FOCUS 486
Ao contrário do que previam, com mal disfarçada alegria, os seus adversários e, ainda talvez mais do que esses, os cínicos de todos os tipos e inspirações, os primeiros dias de Barack Obama na Casa Branca não têm sido nem uma desilusão, nem um desmentido do que ele tinha prometido durante a sua campanha eleitoral. Pelo contrário, vêm sendo uma reiteração do seu carácter, da sua vontade, das suas convicções e das suas afirmações de ruptura com um passado recente catastrófico. Logo no discurso de posse, com sobriedade e clareza, o primeiro Presidente negro da História dos Estados Unidos da América proclamou a sua nova visão do mundo e os seus valores, princípios e objectivos de acção política. Desde então, com uma força tranquila e uma coragem serena, todos os dias tem falado e agido, destruindo o desastroso edifício doutrinário que tinha sido construído por George W. Bush e pelos seus ideólogos. Em sua substituição, começou a erguer um novo edifício assente nos alicerces do humanismo –daquele humanismo libertador e justo que inspirou a fundação da América e que se encontra consagrado na Declaração da Independência, na Constituição e no Bill of Rights.
Dia-a dia, o novo Presidente vem mudando, quer em matéria de política interna, quer no plano da política externa, as concepções neo-liberais e belicistas que conduziram ao desastre em que estamos mergulhados e à crise que ainda agora a insuspeita (de esquerdismo) Cimeira de Davos classificou de gravíssima, acrescentando que o ano de 2009 será o pior dos últimos sessenta anos (isto é, o pior desde o fim da Segunda Guerra Mundial). Barack Obama vem assim fazendo o que tinha prometido, revigorando uma exigência moral, sem a qual a política se desacredita, não passando de uma mera arte de conquistar e manter o poder custe o que custar.
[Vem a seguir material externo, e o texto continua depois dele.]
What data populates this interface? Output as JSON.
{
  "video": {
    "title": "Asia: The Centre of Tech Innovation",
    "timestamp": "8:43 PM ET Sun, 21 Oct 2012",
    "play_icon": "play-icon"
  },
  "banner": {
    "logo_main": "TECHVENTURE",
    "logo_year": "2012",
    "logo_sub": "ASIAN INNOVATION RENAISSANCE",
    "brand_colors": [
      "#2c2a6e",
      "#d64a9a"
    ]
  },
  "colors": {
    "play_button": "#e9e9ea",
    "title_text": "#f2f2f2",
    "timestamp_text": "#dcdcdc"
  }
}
Como exemplo desse rigor ético que vem marcando a sua acção, o Presidente não hesitou em falar de forma clara e dura aos banqueiros que, com um despudor e uma vertigem semelhante à de alguns nobres na véspera e mesmo já em plena Revolução Francesa, resolveram atribuir-se chorudos prémios em bancos falidos que só não fecharam as portas porque o Estado injectou neles o dinheiro dos contribuintes para tentar evitar o caos. Disse-lhes Obama que eles não tinham vergonha, nem senso, e acusou-os de irresponsabilidade. Para se perceber, de facto, até aonde vai essa irresponsabilidade, basta lembrar que os gestores de um desses bancos falidos tinham decidido comprar um novo jacto privado. E o facto de os republicanos (e mesmo alguns democratas) da Câmara dos Representantes estarem a tentar impedir o plano presidencial de relançamento económico só mostra que as coisas estão mesmo a mudar e que eles não esqueceram nem aprenderam nada...
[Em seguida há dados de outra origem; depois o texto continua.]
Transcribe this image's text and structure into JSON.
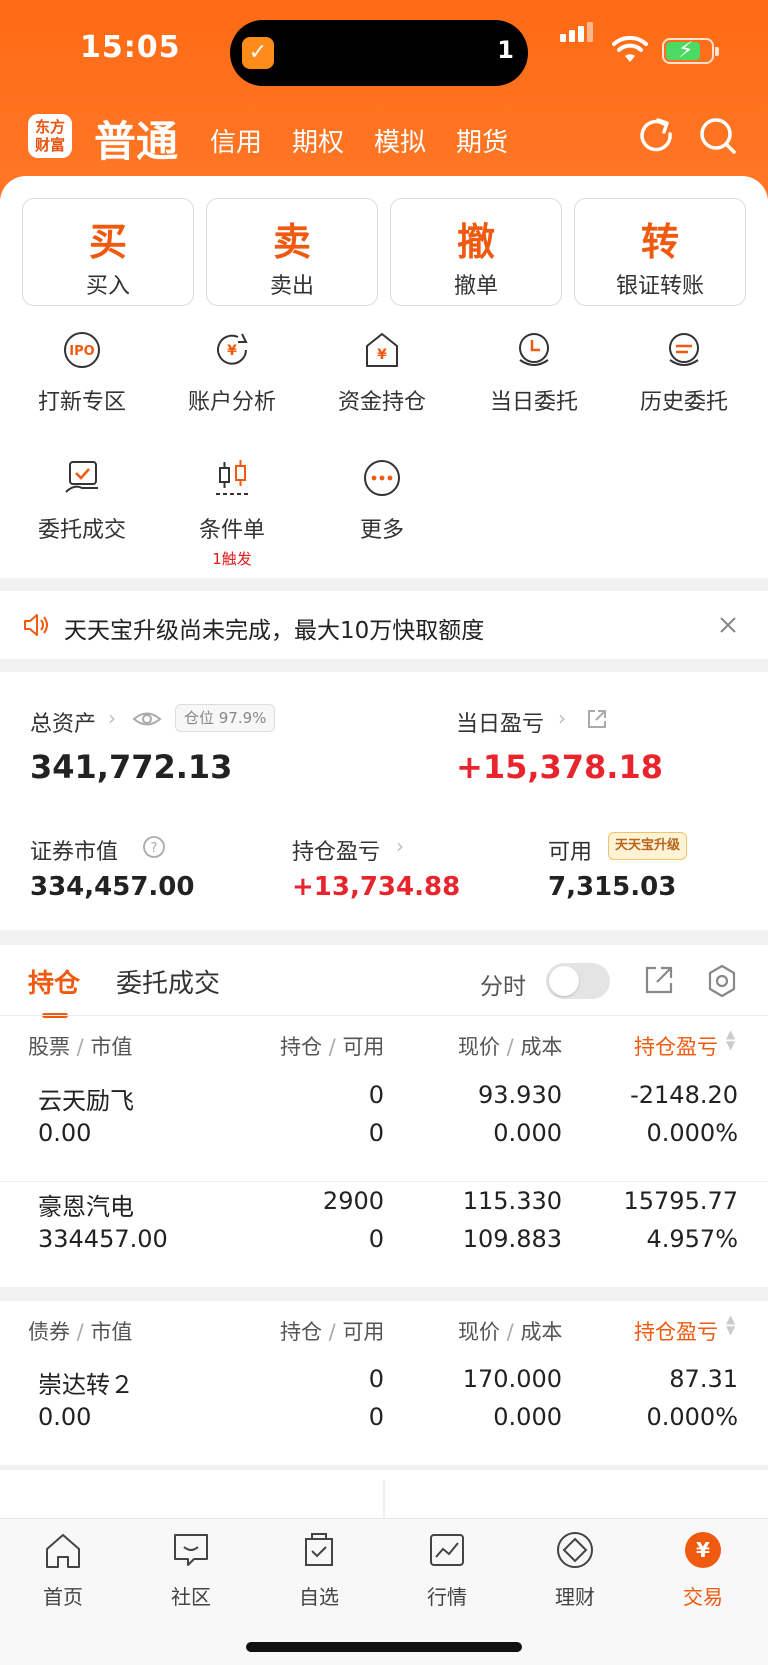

No plano externo, Obama anunciou logo, como prometera, o fecho de Guantánamo, decisão de imenso simbolismo e consequência. Depois, ao dizer ao seu enviado pessoal ao Médio Oriente, George Mitchell, que o mandava à região para ouvir e não, como no passado recente, para dar ordens, isso representa uma autêntica revolução da imagem e do papel que os Estados Unidos a partir de agora se atribuem no mundo. O sempre adaptável e oportunista Tony Blair, o grande amigo e aliado de Bush, já percebeu que os ventos mudaram. Por isso, apressou-se a proclamar, enfaticamente, que o Hamas tem de ser incorporado na processo de paz e que Gaza não pode ser dele separado. Só falta ouvirmos o outro grande amigo e anfitrião de Bush, José Manuel Durão Barroso, dizer coisas parecidas, ou ainda mais “progressistas”...
É claro que Obama não é um santo milagreiro, nem tem uma varinha mágica para resolver os terríveis problemas económicos e sociais da América e do mundo. Mas, num momento de inédita gravidade e de enorme complexidade, a sua convicção e a sua coragem são um fundamento de esperança.
Um grande fundamento de esperança! Um dos poucos fundamentos de esperança e de confiança na nossa capacidade para ultrapassarmos a crise e construirmos um futuro melhor!